REPUBLIKA.CO.ID, JAKARTA -- Gubernur DKI Jakarta Joko Widodo (Jokowi) dinilai telah melakukan praktik mal-administrasi. Hal tersebut terkait pengelolaan taman BMW sebagai aset Pemprov DKI yang akan dibangun stadion bertaraf internasional.
Mantan wakil gubernur DKI Jakarta, Prijanto mengatakan, taman BMW sudah menjadi aset pemda berdasarkan BAST (Berita Acara Serah Terima) sejak era Fauzi Bowo. Namun, oleh Jokowi malah dikelola berdasarkan SK hak pakai yang sudah kedaluarsa.
"Jokowi tidak paham soal administrasi. Taman BMW itu sudah menjadi aset Pemda DKI berdasarkan BAST atas kewajiban pengembang kepada Pemrov DKI Jakarta pada 8 Juni 2007. Tapi Jokowi justru menggunakan dan menerima dua sertifikat berdasarkan SK hak pakai tahun 2003 yang sudah kedaluarsa. Ini bisa menjadi mal-administrasi," jelas Prijanto, Rabu (21/5)

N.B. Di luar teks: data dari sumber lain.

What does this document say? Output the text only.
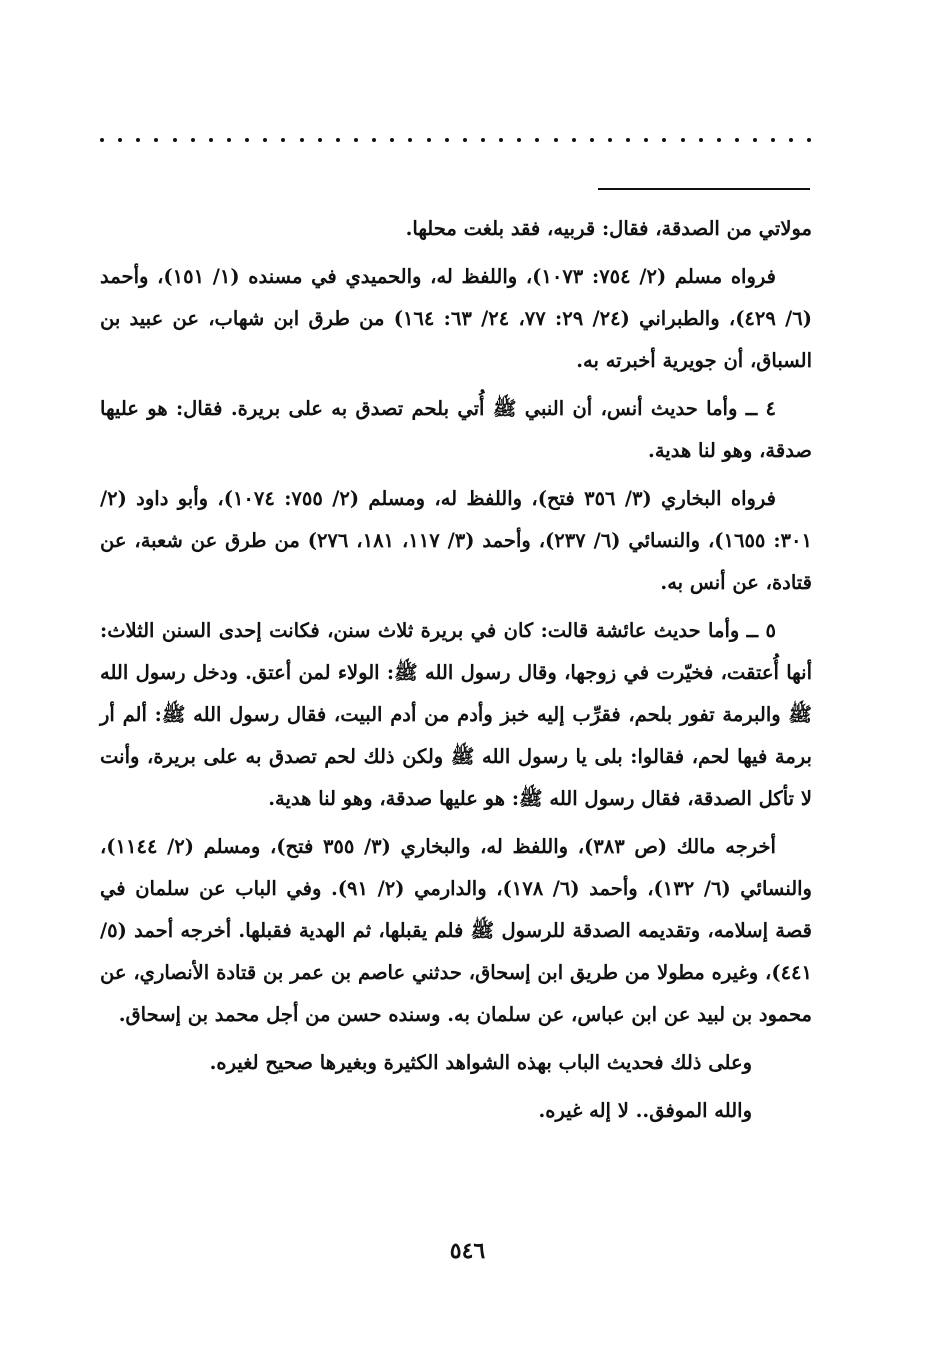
مولاتي من الصدقة، فقال: قربيه، فقد بلغت محلها.

فرواه مسلم (٢/ ٧٥٤: ١٠٧٣)، واللفظ له، والحميدي في مسنده (١/ ١٥١)، وأحمد (٦/ ٤٢٩)، والطبراني (٢٤/ ٢٩: ٧٧، ٢٤/ ٦٣: ١٦٤) من طرق ابن شهاب، عن عبيد بن السباق، أن جويرية أخبرته به.

٤ ــ وأما حديث أنس، أن النبي ﷺ أُتي بلحم تصدق به على بريرة. فقال: هو عليها صدقة، وهو لنا هدية.

فرواه البخاري (٣/ ٣٥٦ فتح)، واللفظ له، ومسلم (٢/ ٧٥٥: ١٠٧٤)، وأبو داود (٢/ ٣٠١: ١٦٥٥)، والنسائي (٦/ ٢٣٧)، وأحمد (٣/ ١١٧، ١٨١، ٢٧٦) من طرق عن شعبة، عن قتادة، عن أنس به.

٥ ــ وأما حديث عائشة قالت: كان في بريرة ثلاث سنن، فكانت إحدى السنن الثلاث: أنها أُعتقت، فخيّرت في زوجها، وقال رسول الله ﷺ: الولاء لمن أعتق. ودخل رسول الله ﷺ والبرمة تفور بلحم، فقرِّب إليه خبز وأدم من أدم البيت، فقال رسول الله ﷺ: ألم أر برمة فيها لحم، فقالوا: بلى يا رسول الله ﷺ ولكن ذلك لحم تصدق به على بريرة، وأنت لا تأكل الصدقة، فقال رسول الله ﷺ: هو عليها صدقة، وهو لنا هدية.

أخرجه مالك (ص ٣٨٣)، واللفظ له، والبخاري (٣/ ٣٥٥ فتح)، ومسلم (٢/ ١١٤٤)، والنسائي (٦/ ١٣٢)، وأحمد (٦/ ١٧٨)، والدارمي (٢/ ٩١). وفي الباب عن سلمان في قصة إسلامه، وتقديمه الصدقة للرسول ﷺ فلم يقبلها، ثم الهدية فقبلها. أخرجه أحمد (٥/ ٤٤١)، وغيره مطولا من طريق ابن إسحاق، حدثني عاصم بن عمر بن قتادة الأنصاري، عن محمود بن لبيد عن ابن عباس، عن سلمان به. وسنده حسن من أجل محمد بن إسحاق.

وعلى ذلك فحديث الباب بهذه الشواهد الكثيرة وبغيرها صحيح لغيره.

والله الموفق.. لا إله غيره.

٥٤٦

Menurutnya, masih banyak persoalan terkait pengelolaan tanah BMW yang belum selesai. "Bagaimana mungkin sertifikat tanah hanya 12 hektare untuk menguasai seluruh lahan? Saya tidak habis pikir untuk masalah besar dan serius seperti ini, Jokowi bisa tidak mengerti," ujarnya.
Tak hanya itu, tambah dia, Jokowi juga ingin segera meletakkan batu pertama pembangunan stadion di atas tanah BMW yang belum memiliki IMB. Padahal, jargon Jakarta baru adalah setiap bangunan wajib memiliki IMB dengan syarat ada sertifikatnya.
"Kalau toh ada IMB, apakah stadion tersebut berdiri di atas tanah 12 hektare yang posisinya menepi dan memanjang? Apakah ini karakter Jokowi suka melanggar aturan? Apakah Jokowi akan mengulangi kesalahan seperti kasus monorail? Belum ada PKS (perjanjian kerja sama) tapi sudah meletakkan batu pertama," tuturnya Prijanto.
Senada, Ketua Umum Solidaritas Nasional Anti-korupsi dan Makelar Kasus (Snak Markus), Yurisman menduga pengembang properti terkemuka Podomoro Group diduga terlibat dalam sengketa tanah taman BMW tersebut. Dugaan tersebut muncul karena adanya perbedaan luas tanah dan lokasi taman BMW.
"Tanah yang diserahkan Podomoro pada Pemda DKI berbeda luas dan lokasinya dari yang tertulis di BAST dengan fakta di lapangan," katanya.
Sesuai BAST, tambah dia, atas kewajiban Podomoro sebagai pengembang kepada Pemrov DKI Jakarta pada 8 Juni 2007 tertulis tanah yang diserahkan seluas 265.395,99 meter persegi. Tetapi jumlah luas dalam surat pelepasan hak hanya 122.228 meter persegi.
"Ketika diteliti lebih lanjut, letak tanah yang diserahkan seluas 122.228 meter persegi bukan di Taman BMW. Jadi kuat dugaan Podomoro ini bermain, diduga juga melakukan kebohongan," jelas Yurisman.
Ia mengatakan, Podomoro bukan saja diduga melakukan kebohongan publik. Namun juga patut diduga juga melakukan kejahatan administratif.
"Kejahatan administratif yang dilakukan oleh Podomoro ini bisa ditelusuri dari dokumen yang ada. Saya masih menyimpan copy dokumennya. Jelas sekali dalam BAST 8 Juni 2007 tertulis luas tanah 265.395,99 meter persegi. Tetapi jumlah luas dalam surat pelepasan hak hanya 122.228 meter persegi," ungkapnya.
Dugaan adanya kebohongan yang dilakukan Podomoro tersebut berimplikasi pada kerugian negara. Yurisman memperkirakan negara akan dirugikan sekitar Rp.737.395.249.809,00. "Negara berpotensi dirugikan karena selain selisih luas tanah yang berbeda juga lokasinya yang tidak cocok antara BAST dan fakta di lapangan."